The focus is on front-line players, big names, starters. It's inevitable. They're the better players, the stars, the ones making the amazing plays and drawing the fat paychecks.

But while they deserve attention, guys buried on the depth chart in training camp can end up being just as important to their team's prospects.

Everyone wants to know how Ravens starters such as running back Justin Forsett, cornerback Jimmy Smith, center Jeremy Zuttah and others look in training camp, but backups such as running back Lorenzo Taliaferro, cornerback Rashaan Melvin and center/guard John Urschel could end up playing similarly crucial roles by the end of the year. Remember last season?

Unfortunately, injuries are so common in today's NFL that teams never stop reaching into their depth for a dose of salvation at some position. Few days pass in this league without word circulating about a key player going down somewhere.

It's a shame, but the reality is pro football is a rugged game and front offices mostly just hold their breath and hope the wheel of misfortune doesn't stop on them.

The Ravens aren't excused from this bitter calculus. They dealt with a staggering run of injuries to their defensive backs in 2014. Last week, they exhaled deeply on the first day of training camp when top draft pick Breshad Perriman went down with a knee injury that was "only" a bruise. Now, with the news that safety Matt Elam has a biceps injury, it appears they have suffered the first major subtraction from their blueprint for 2015.

Sorry to be a downer, but there are going to be more.

The good news for the Ravens is General Manager Ozzie Newsome is on the case. Remember at the end of last season when Newsome was asked which roster shortcomings he hoped to address in the offseason? "Our goal is to build the best 53-man roster we can," he said. It sounded like he was dodging the question, but I think Newsome was saying, "Our starting lineup is pretty good. I'm focusing on our depth."

If so, call it a lesson grimly learned after a 2014 season in which the secondary's depth was tapped and tapped until it finally went dry, undermining the Ravens' playoff chances.

No GM could have prepared for that many injuries to one part of his lineup, but I'm guessing the feeling of desperation is hard to forget. It wouldn't surprise me if Newsome and his crew spent the offseason playing a theoretical what-if game about each starter, theoretical as in, "What if he's hurt and can't play?"

Call it the football version of "It's a Wonderful Life," the classic film in which Jimmy Stewart's character sees what life is like when he is removed from the scene.

How do the Ravens fare in such a scenario? I think they're in as good a shape to deal with injuries as one could expect, starting with enviable depth on both lines. Offensively, Urschel, already a valuable piece, appears capable of taking over at several spots, and tackle James Hurst started playoff games last year.

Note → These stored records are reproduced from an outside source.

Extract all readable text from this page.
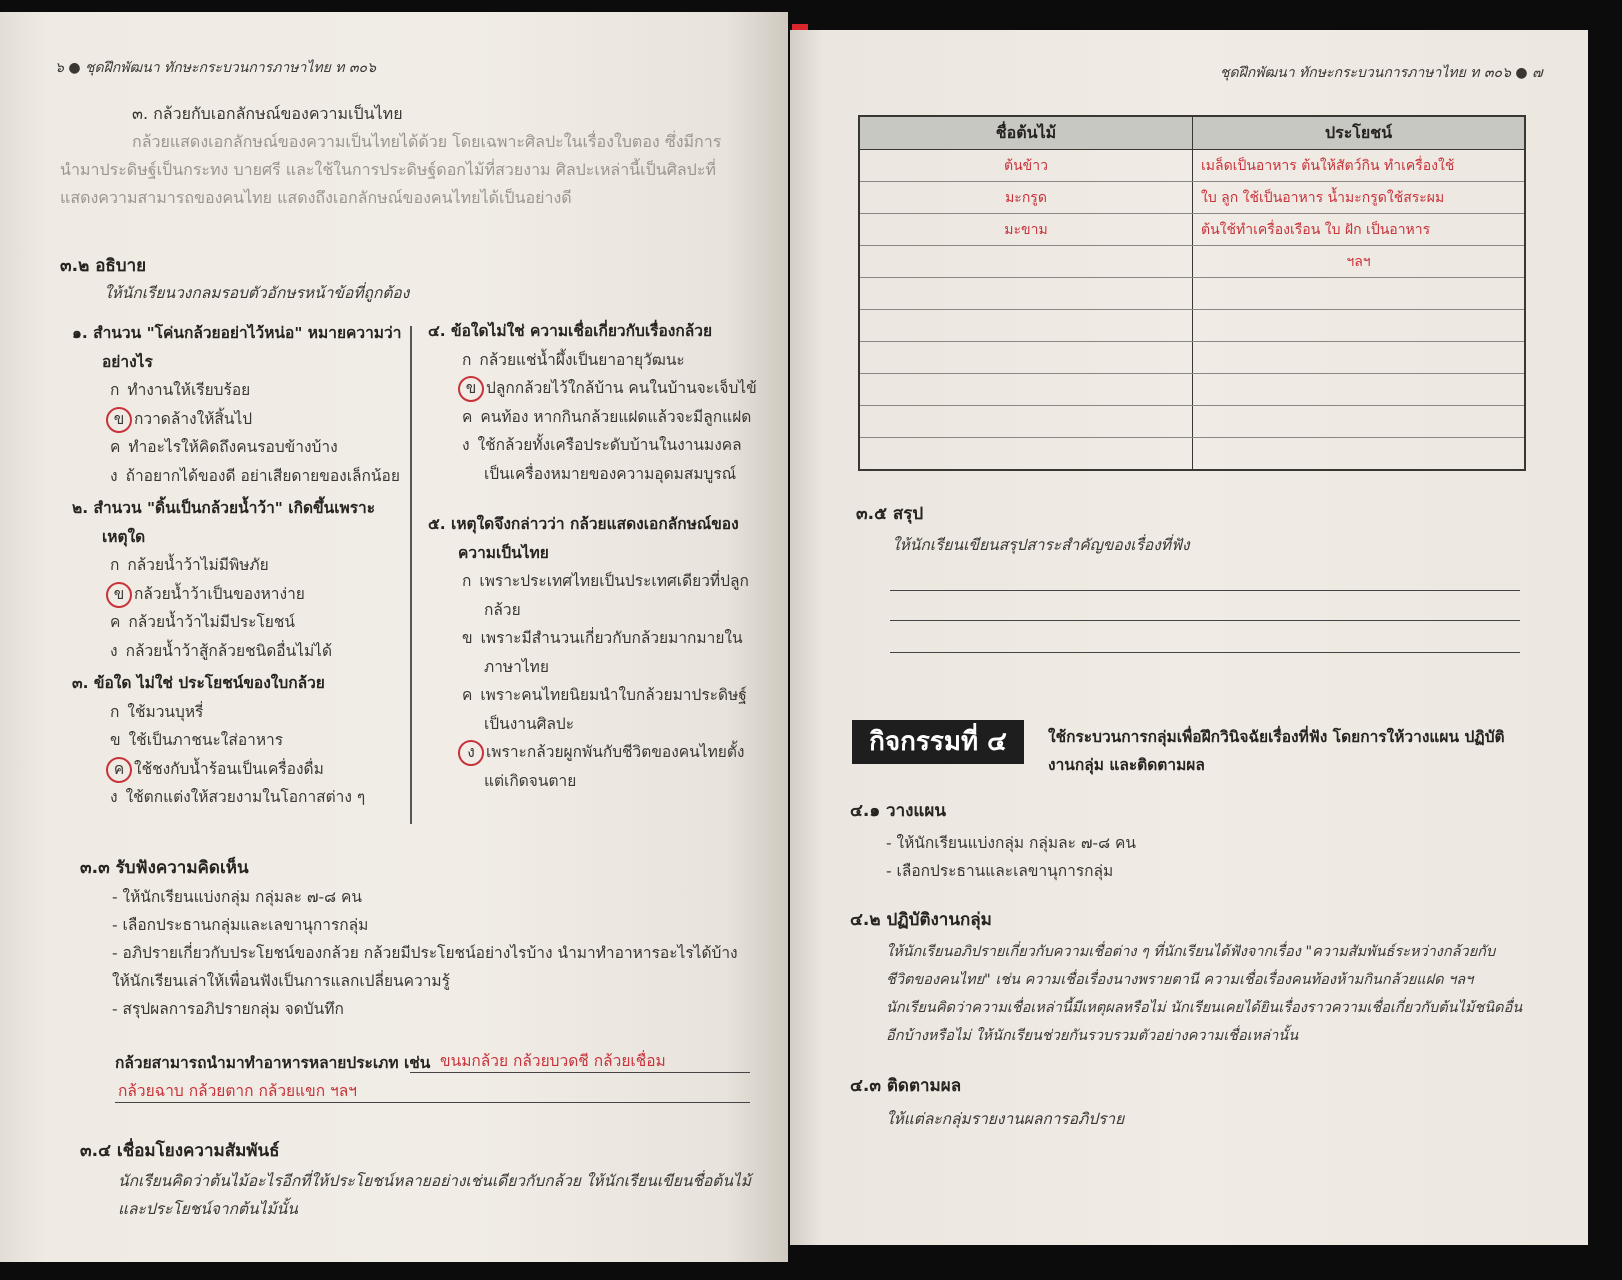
๖ ● ชุดฝึกพัฒนา ทักษะกระบวนการภาษาไทย ท ๓๐๖
๓. กล้วยกับเอกลักษณ์ของความเป็นไทย
กล้วยแสดงเอกลักษณ์ของความเป็นไทยได้ด้วย โดยเฉพาะศิลปะในเรื่องใบตอง ซึ่งมีการ
นำมาประดิษฐ์เป็นกระทง บายศรี และใช้ในการประดิษฐ์ดอกไม้ที่สวยงาม ศิลปะเหล่านี้เป็นศิลปะที่
แสดงความสามารถของคนไทย แสดงถึงเอกลักษณ์ของคนไทยได้เป็นอย่างดี
๓.๒ อธิบาย
ให้นักเรียนวงกลมรอบตัวอักษรหน้าข้อที่ถูกต้อง
๓.๓ รับฟังความคิดเห็น
- ให้นักเรียนแบ่งกลุ่ม กลุ่มละ ๗-๘ คน
- เลือกประธานกลุ่มและเลขานุการกลุ่ม
- อภิปรายเกี่ยวกับประโยชน์ของกล้วย กล้วยมีประโยชน์อย่างไรบ้าง นำมาทำอาหารอะไรได้บ้าง
ให้นักเรียนเล่าให้เพื่อนฟังเป็นการแลกเปลี่ยนความรู้
- สรุปผลการอภิปรายกลุ่ม จดบันทึก
กล้วยสามารถนำมาทำอาหารหลายประเภท เช่น ขนมกล้วย กล้วยบวดชี กล้วยเชื่อม
กล้วยฉาบ กล้วยตาก กล้วยแขก ฯลฯ
๓.๔ เชื่อมโยงความสัมพันธ์
นักเรียนคิดว่าต้นไม้อะไรอีกที่ให้ประโยชน์หลายอย่างเช่นเดียวกับกล้วย ให้นักเรียนเขียนชื่อต้นไม้
และประโยชน์จากต้นไม้นั้น
๑. สำนวน "โค่นกล้วยอย่าไว้หน่อ" หมายความว่า
อย่างไร
ก ทำงานให้เรียบร้อย
ข กวาดล้างให้สิ้นไป
ค ทำอะไรให้คิดถึงคนรอบข้างบ้าง
ง ถ้าอยากได้ของดี อย่าเสียดายของเล็กน้อย
๒. สำนวน "ดิ้นเป็นกล้วยน้ำว้า" เกิดขึ้นเพราะ
เหตุใด
ก กล้วยน้ำว้าไม่มีพิษภัย
ข กล้วยน้ำว้าเป็นของหาง่าย
ค กล้วยน้ำว้าไม่มีประโยชน์
ง กล้วยน้ำว้าสู้กล้วยชนิดอื่นไม่ได้
๓. ข้อใด ไม่ใช่ ประโยชน์ของใบกล้วย
ก ใช้มวนบุหรี่
ข ใช้เป็นภาชนะใส่อาหาร
ค ใช้ชงกับน้ำร้อนเป็นเครื่องดื่ม
ง ใช้ตกแต่งให้สวยงามในโอกาสต่าง ๆ
๔. ข้อใดไม่ใช่ ความเชื่อเกี่ยวกับเรื่องกล้วย
ก กล้วยแช่น้ำผึ้งเป็นยาอายุวัฒนะ
ข ปลูกกล้วยไว้ใกล้บ้าน คนในบ้านจะเจ็บไข้
ค คนท้อง หากกินกล้วยแฝดแล้วจะมีลูกแฝด
ง ใช้กล้วยทั้งเครือประดับบ้านในงานมงคล
เป็นเครื่องหมายของความอุดมสมบูรณ์
๕. เหตุใดจึงกล่าวว่า กล้วยแสดงเอกลักษณ์ของ
ความเป็นไทย
ก เพราะประเทศไทยเป็นประเทศเดียวที่ปลูก
กล้วย
ข เพราะมีสำนวนเกี่ยวกับกล้วยมากมายใน
ภาษาไทย
ค เพราะคนไทยนิยมนำใบกล้วยมาประดิษฐ์
เป็นงานศิลปะ
ง เพราะกล้วยผูกพันกับชีวิตของคนไทยตั้ง
แต่เกิดจนตาย
ชุดฝึกพัฒนา ทักษะกระบวนการภาษาไทย ท ๓๐๖ ● ๗
ชื่อต้นไม้	ประโยชน์
ต้นข้าว	เมล็ดเป็นอาหาร ต้นให้สัตว์กิน ทำเครื่องใช้
มะกรูด	ใบ ลูก ใช้เป็นอาหาร น้ำมะกรูดใช้สระผม
มะขาม	ต้นใช้ทำเครื่องเรือน ใบ ฝัก เป็นอาหาร
	ฯลฯ

๓.๕ สรุป
ให้นักเรียนเขียนสรุปสาระสำคัญของเรื่องที่ฟัง
กิจกรรมที่ ๔	ใช้กระบวนการกลุ่มเพื่อฝึกวินิจฉัยเรื่องที่ฟัง โดยการให้วางแผน ปฏิบัติ
งานกลุ่ม และติดตามผล
๔.๑ วางแผน
- ให้นักเรียนแบ่งกลุ่ม กลุ่มละ ๗-๘ คน
- เลือกประธานและเลขานุการกลุ่ม
๔.๒ ปฏิบัติงานกลุ่ม
ให้นักเรียนอภิปรายเกี่ยวกับความเชื่อต่าง ๆ ที่นักเรียนได้ฟังจากเรื่อง "ความสัมพันธ์ระหว่างกล้วยกับ
ชีวิตของคนไทย" เช่น ความเชื่อเรื่องนางพรายตานี ความเชื่อเรื่องคนท้องห้ามกินกล้วยแฝด ฯลฯ
นักเรียนคิดว่าความเชื่อเหล่านี้มีเหตุผลหรือไม่ นักเรียนเคยได้ยินเรื่องราวความเชื่อเกี่ยวกับต้นไม้ชนิดอื่น
อีกบ้างหรือไม่ ให้นักเรียนช่วยกันรวบรวมตัวอย่างความเชื่อเหล่านั้น
๔.๓ ติดตามผล
ให้แต่ละกลุ่มรายงานผลการอภิปราย
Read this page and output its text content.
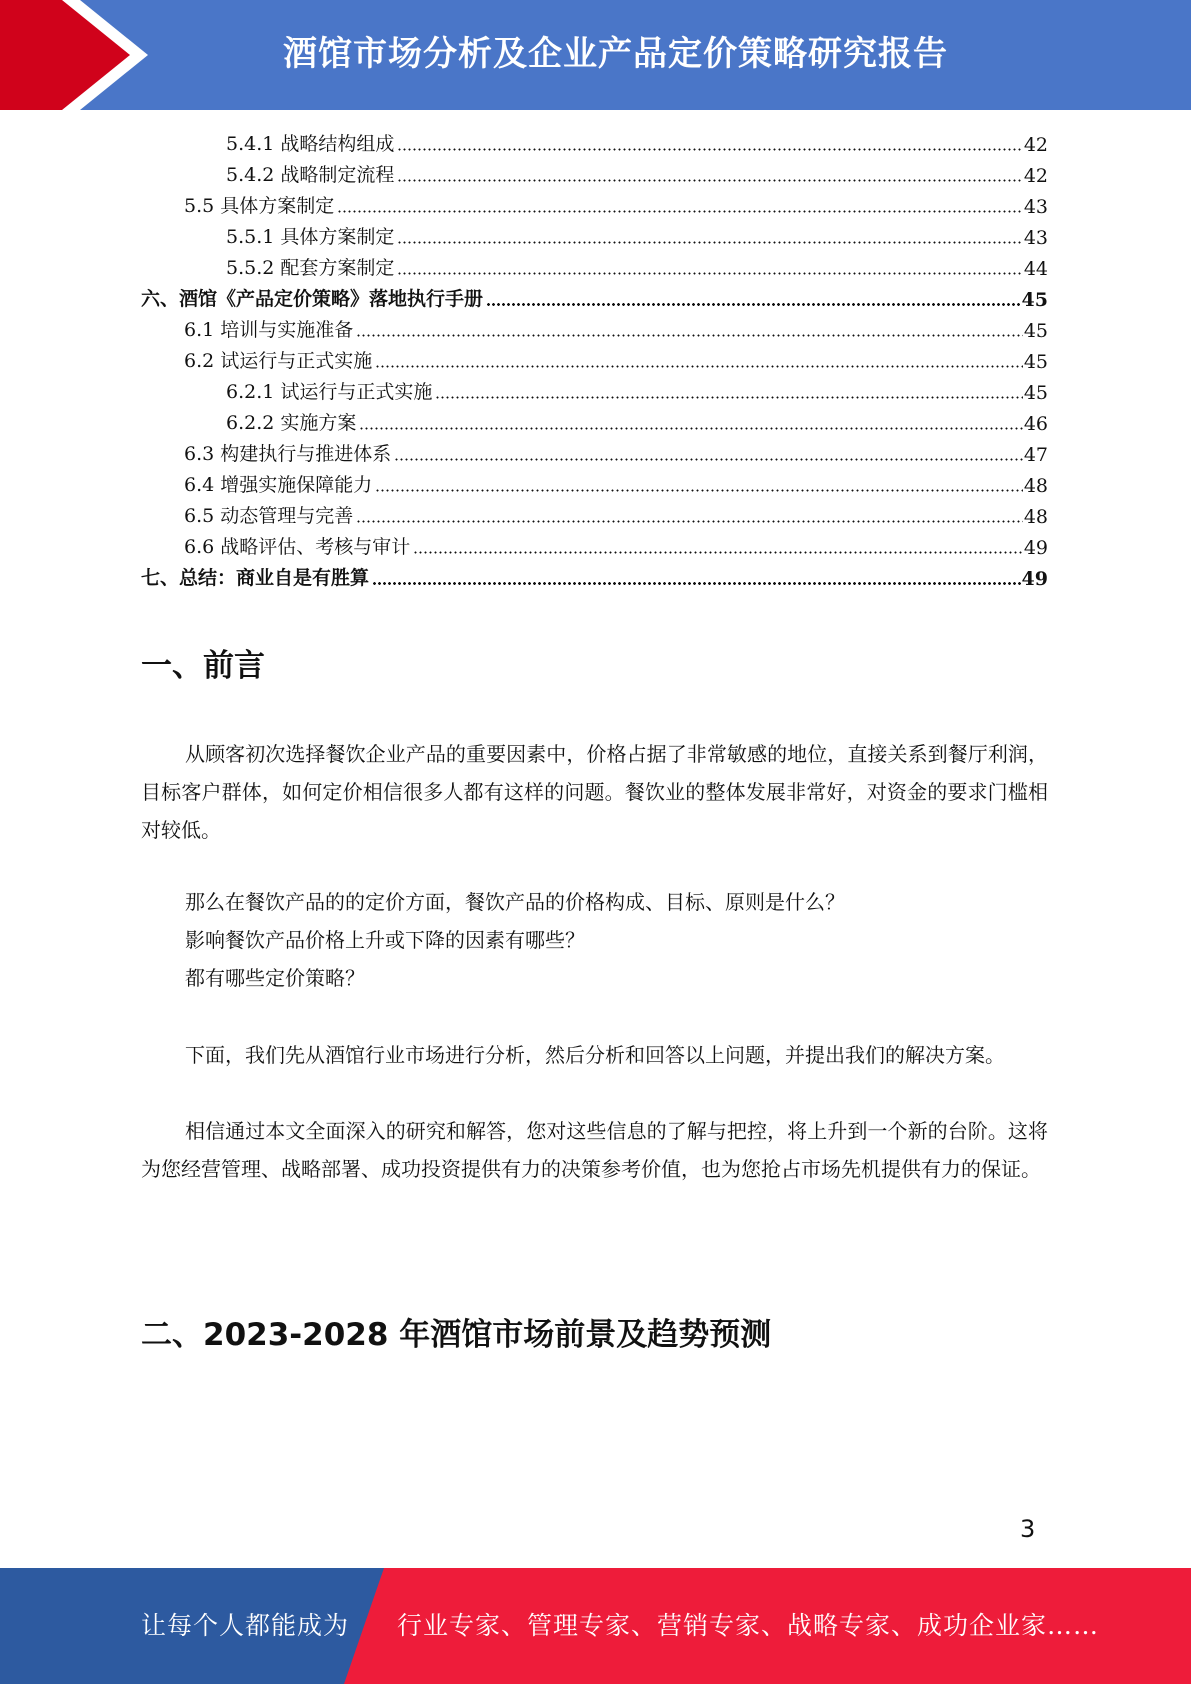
酒馆市场分析及企业产品定价策略研究报告
5.4.1 战略结构组成	42
5.4.2 战略制定流程	42
5.5 具体方案制定	43
5.5.1 具体方案制定	43
5.5.2 配套方案制定	44
六、酒馆《产品定价策略》落地执行手册	45
6.1 培训与实施准备	45
6.2 试运行与正式实施	45
6.2.1 试运行与正式实施	45
6.2.2 实施方案	46
6.3 构建执行与推进体系	47
6.4 增强实施保障能力	48
6.5 动态管理与完善	48
6.6 战略评估、考核与审计	49
七、总结：商业自是有胜算	49
一、前言

从顾客初次选择餐饮企业产品的重要因素中，价格占据了非常敏感的地位，直接关系到餐厅利润，目标客户群体，如何定价相信很多人都有这样的问题。餐饮业的整体发展非常好，对资金的要求门槛相对较低。

那么在餐饮产品的的定价方面，餐饮产品的价格构成、目标、原则是什么？
影响餐饮产品价格上升或下降的因素有哪些？
都有哪些定价策略？

下面，我们先从酒馆行业市场进行分析，然后分析和回答以上问题，并提出我们的解决方案。

相信通过本文全面深入的研究和解答，您对这些信息的了解与把控，将上升到一个新的台阶。这将为您经营管理、战略部署、成功投资提供有力的决策参考价值，也为您抢占市场先机提供有力的保证。

二、2023-2028 年酒馆市场前景及趋势预测
3
让每个人都能成为 行业专家、管理专家、营销专家、战略专家、成功企业家……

Defensively, the addition and/or return of young players such as Carl Davis, Brent Urban and Kapron Lewis-Moore has eased the effect of Haloti Ngata's departure.

There's a ton of depth at tight end, where the Ravens have drafted three players in the past two years; and also at wide receiver, where the competition for jobs is so fierce that quality candidates are going to get cut. At running back, where Forsett is the starter but more than 100 "backup" carries are up for grabs, Taliaferro looks formidable in his second season and rookie Buck Allen has impressed. Both will play.

It's not as clear how things will shake out behind the starters at the inside and outside linebacker spots, which weren't addressed in the draft; and also in the secondary, where Newsome has stockpiled candidates but Elam's injury is a grim reminder of what happened a year ago.

Overall, the Ravens appear to possess a deep bench, and in case I didn't make my point clearly, they're going to need it.